After this, we wandered around to view a house in the village we had spotted on the internet and which appealed because it was available to rent immediately, and would provide us with the extra bedroom we really need to accommodate our expected son. It was all very seductive: newly extended and refurbished, with a fabulous garden offering great views of the church where we were married, and a footpath to the side providing a quick short cut to the village shop. The master bedroom overlooking the garden was a beautiful room, flooded with light. We more or less told the owners that we wanted to rent the place and would be calling the agents first thing on Tuesday morning.
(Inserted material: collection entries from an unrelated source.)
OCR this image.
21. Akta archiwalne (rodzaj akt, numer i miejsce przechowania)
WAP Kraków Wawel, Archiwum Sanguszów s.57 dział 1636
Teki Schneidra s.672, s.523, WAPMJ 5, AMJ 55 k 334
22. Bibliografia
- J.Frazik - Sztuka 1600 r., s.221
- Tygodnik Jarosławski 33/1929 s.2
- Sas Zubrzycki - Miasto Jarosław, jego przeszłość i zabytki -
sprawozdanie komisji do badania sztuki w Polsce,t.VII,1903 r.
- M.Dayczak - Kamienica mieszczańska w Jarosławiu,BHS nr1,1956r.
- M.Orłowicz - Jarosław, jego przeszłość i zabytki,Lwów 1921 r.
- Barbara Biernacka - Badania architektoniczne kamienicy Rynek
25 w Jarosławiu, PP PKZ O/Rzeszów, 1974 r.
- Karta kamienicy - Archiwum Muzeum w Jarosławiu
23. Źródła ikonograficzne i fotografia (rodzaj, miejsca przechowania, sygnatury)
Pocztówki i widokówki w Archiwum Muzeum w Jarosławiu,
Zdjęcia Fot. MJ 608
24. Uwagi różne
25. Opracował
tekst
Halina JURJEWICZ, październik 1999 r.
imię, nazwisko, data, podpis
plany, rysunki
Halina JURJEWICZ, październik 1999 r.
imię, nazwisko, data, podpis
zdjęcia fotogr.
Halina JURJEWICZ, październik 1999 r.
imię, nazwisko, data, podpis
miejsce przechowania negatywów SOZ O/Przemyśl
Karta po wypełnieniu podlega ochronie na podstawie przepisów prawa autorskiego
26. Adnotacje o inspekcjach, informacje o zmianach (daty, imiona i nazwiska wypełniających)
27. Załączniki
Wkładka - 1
Then we began to think of the snags. Such as the fact that, while comprehensively refurbishing the place, they had not found or left room for any major electrical appliances apart from a washing machine; the complete absence of any built-in facilities for hanging garments in the bedrooms, so that we would have to invest in wardrobes which we would then probably find impossible to manoeuvre up the narrow and winding stairs unless we went for the sort of cheap and cheerful self-assembly flatpacks I thought I had put behind me forever 25 years ago; and the total floor area being, on reflection, considerably smaller than that of the two bedroom house we currently occupy. Added to which, towards the end of last year I spent quite a lot of money equipping said house with a range of integrated appliances designed to make our lives easier, such as a dishwasher, fridge and freezer, plus a tumble dryer. (It may be costing the earth, but would you really want to have to cope with all a baby’s laundry without one?)

So that left only two reasons for moving: it is where we ultimately want to live, and all the individuals we met on the walk to the village shop were nice, well-spoken, middle class People Like Us who said things like “Hello, isn’t it a lovely day?” (a rhetorical question, obviously) rather than giving us menacing death glares and spitting on the ground. I could see why Mrs H would rather push her buggy to the shop here than to the ones where we now live. But then we came to the kissing gate helpfully installed at the end of the field behind the house, and she realized that there was no way she could ever push a buggy along this route unless she brought Geoff Capes with her to lift the baby and his carriage over the bloody thing. Which was, I fear, rather a last nail in the coffin of our renting plans.

Having inspected and supported the village Co-op, we walked back to the pub opposite the church and enjoyed a truly excellent lunch in the garden while talking ourselves out of spending £995 a month to live just around the corner. Or £1,500 a month, if you factor in all the extra money I would spend on Thwaite’s Original, pork scratchings and pub food. After all, there is absolutely nothing wrong with our current house apart from its near vertical staircase and the chance that one of us will plummet down it while holding the baby. We agreed that we would just have to be careful, while recognizing that it was a critical failure to be careful that got us where we are today.